Ao contrário dos alertas de vozes mais avisadas, Carlos Veiga avançou tarde demais para o terreno, começou a campanha menorizando a sua figura com um boneco e abrindo espaço para ataques dos seus adversários, e permitiu que Ulisses o secundarizasse.

Mas os problemas de Carlos Veiga começaram lá bem atrás, quando não percebeu que o cargo de embaixador nos EUA era um presente envenenado do presidente do MpD, que não gosta de sombra nem de empecilhos que possam prejudicar a sua agenda pessoal. Foi assim com Veiga, com Eurico Monteiro (um outro possível candidato) e com José Filomeno Monteiro, um dos mais brilhantes pensadores políticos de Cabo Verde.

Que Ulisses Correia e Silva foi o principal fator da derrota de Carlos Veiga nas eleições presidenciais, não parece suscitar dúvidas, mesmo entre os militantes do MpD (e, principalmente, entre eles).

Ulisses tem uma agenda pessoal (isso do “Nha Partido é Cabo Verde”, sempre foi uma invenção do marketing para disfarçar a sua desmedida soberba política) e ambiciona vir a ser presidente da República.

Feitas as contas, percebeu que, com Carlos Veiga na presidência, as suas possibilidades seriam limitadas já que, a tendência de alternância poderia trocar-lhe as voltas. Para ele, José Maria Neves é o presidente ideal, aquele que lhe permitirá, após a sua saída do governo, uma travessia do deserto e ressurgir como o “salvador da pátria”. Ulisses sempre gostou de associar à sua pessoa uma iconografia gloriosa…

Se assim pensou, melhor o fez! Tomou completamente conta da campanha, secundarizando o candidato, fazendo girar ministros pelos palcos e colando Carlos Veiga ao executivo, fazendo-o passar por uma espécie de cordeirinho ao serviço do governo.
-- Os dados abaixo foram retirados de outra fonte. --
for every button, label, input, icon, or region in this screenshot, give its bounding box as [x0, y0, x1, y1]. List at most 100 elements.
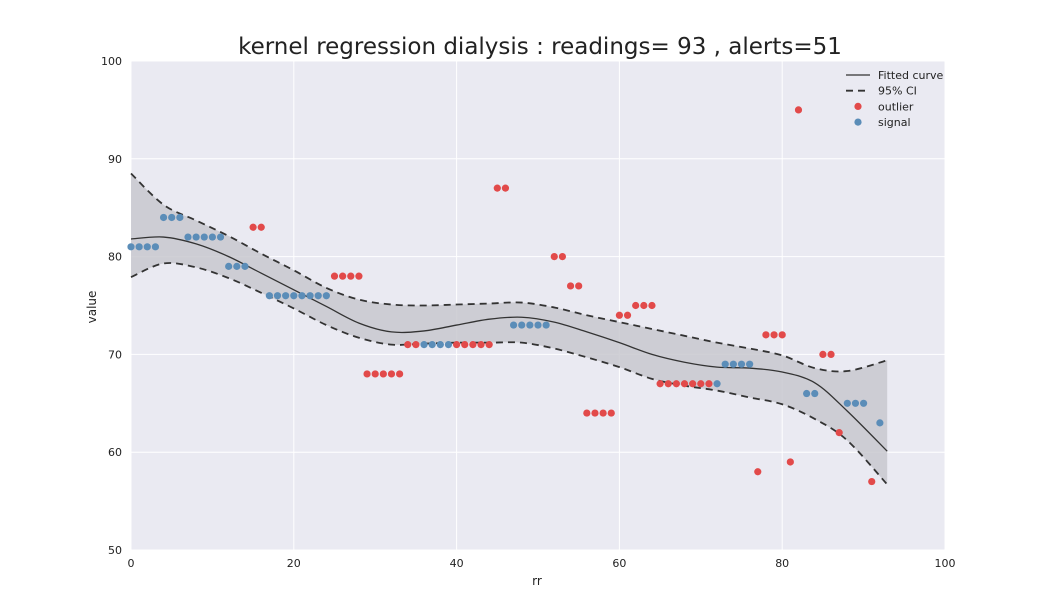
outlier-point [412, 341, 420, 349]
signal-point [721, 360, 729, 368]
signal-point [314, 292, 322, 300]
outlier-point [599, 409, 607, 417]
legend-label: Fitted curve [878, 69, 944, 82]
legend-label: outlier [878, 100, 914, 113]
signal-point [746, 360, 754, 368]
outlier-point [868, 477, 876, 486]
x-tick-label: 0 [128, 557, 135, 570]
y-tick-label: 50 [108, 544, 122, 557]
outlier-point [453, 341, 461, 349]
signal-point [526, 321, 534, 329]
signal-point [200, 233, 208, 241]
signal-point [151, 243, 160, 251]
signal-point [860, 399, 868, 407]
outlier-point [762, 331, 770, 339]
outlier-point [827, 350, 835, 358]
outlier-point [461, 341, 469, 349]
outlier-point [819, 350, 827, 358]
outlier-point [355, 272, 363, 280]
signal-point [127, 243, 135, 251]
x-tick-label: 100 [935, 557, 956, 570]
signal-point [518, 321, 526, 329]
signal-point [241, 262, 249, 270]
signal-point [168, 213, 176, 222]
signal-point [322, 292, 330, 300]
y-tick-label: 90 [108, 153, 122, 166]
signal-point [143, 243, 151, 251]
outlier-point [371, 370, 379, 378]
outlier-point [501, 184, 510, 192]
signal-point [803, 389, 811, 398]
signal-point [428, 341, 436, 349]
outlier-point [330, 272, 339, 280]
outlier-point [257, 223, 265, 231]
ci-band-fill [131, 173, 888, 485]
x-tick-label: 60 [612, 557, 626, 570]
legend-signal-swatch [854, 118, 862, 126]
outlier-point [705, 380, 713, 388]
outlier-point [689, 380, 697, 388]
outlier-point [339, 272, 347, 280]
scatter-points [127, 106, 884, 486]
signal-point [542, 321, 550, 329]
outlier-point [249, 223, 257, 231]
legend-outlier-swatch [854, 102, 862, 110]
outlier-point [778, 331, 786, 339]
outlier-point [404, 341, 412, 349]
signal-point [843, 399, 851, 407]
outlier-point [664, 380, 672, 388]
outlier-point [632, 301, 640, 310]
signal-point [851, 399, 860, 407]
outlier-point [493, 184, 501, 192]
outlier-point [575, 282, 583, 290]
outlier-point [477, 341, 485, 349]
signal-point [298, 292, 306, 300]
outlier-point [347, 272, 355, 280]
y-tick-label: 80 [108, 251, 122, 264]
outlier-point [469, 341, 477, 349]
outlier-point [379, 370, 387, 378]
signal-point [273, 292, 282, 300]
signal-point [176, 213, 184, 222]
outlier-point [485, 341, 493, 349]
ci-band [131, 173, 888, 485]
outlier-point [656, 380, 664, 388]
outlier-point [583, 409, 591, 417]
signal-point [436, 341, 444, 349]
signal-point [444, 341, 453, 349]
signal-point [509, 321, 518, 329]
y-tick-label: 100 [101, 55, 122, 68]
signal-point [306, 292, 314, 300]
outlier-point [623, 311, 632, 319]
ci-lower-line [130, 262, 888, 486]
signal-point [265, 292, 273, 300]
legend-label: signal [878, 116, 911, 129]
signal-point [534, 321, 542, 329]
outlier-point [754, 468, 762, 476]
outlier-point [396, 370, 404, 378]
y-axis-ticks: 50 60 70 80 90 100 [101, 55, 122, 557]
signal-point [420, 341, 428, 349]
signal-point [729, 360, 737, 368]
outlier-point [607, 409, 615, 417]
fitted-curve-line [130, 236, 888, 452]
signal-point [233, 262, 241, 270]
signal-point [216, 233, 225, 241]
outlier-point [680, 380, 689, 388]
x-tick-label: 20 [287, 557, 301, 570]
signal-point [737, 360, 746, 368]
outlier-point [615, 311, 624, 319]
outlier-point [363, 370, 371, 378]
x-tick-label: 80 [775, 557, 789, 570]
y-axis-label: value [85, 291, 99, 324]
outlier-point [558, 253, 567, 261]
x-axis-label: rr [532, 574, 542, 588]
signal-point [290, 292, 298, 300]
ci-upper-line [130, 172, 888, 373]
chart-title: kernel regression dialysis : readings= 9… [238, 34, 842, 60]
legend: Fitted curve 95% CI outlier signal [846, 69, 944, 129]
outlier-point [550, 253, 558, 261]
outlier-point [648, 301, 656, 310]
outlier-point [786, 458, 794, 466]
signal-point [184, 233, 192, 241]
E Veiga - o que não deixa de ser extraordinário para um político com a sua experiência - engoliu o anzol.

Mas fez mais: de forma calculista, permitiu que se anunciasse o aumento de bens essenciais e do IVA (que mais tarde não chegou a confirmar-se), levando para a campanha o descontentamento popular. Com esperteza, Ulisses aproveitou o descontentamento com a sua pessoa e a sua governação para transformar isso em arma de arremesso contra Carlos Veiga. E, assim, tramou a maior referência histórica do MpD.

A não terem sido estas as intenções de Ulisses, só nos restaria a possibilidade de ser um perfeito idiota, já que, se queria Veiga na presidência, fez tudo ao contrário.
É neste contexto complexo e contraditório que Orlando Dias avança para a liderança do MpD, colocando Ulisses na posição de, pela primeira vez, ter um adversário nas eleições internas. Sendo, também, pela primeira vez, que o descontentamento interno tem uma referência física de oposição ao atual presidente do MpD, o que pode abrir possibilidades de criação de uma corrente crítica organizada e mobilizadora, única forma de (segundo vários militantes) obstar ao processo de liquidação do partido, iniciado em 2013.


* Título da responsabilidade da Redação.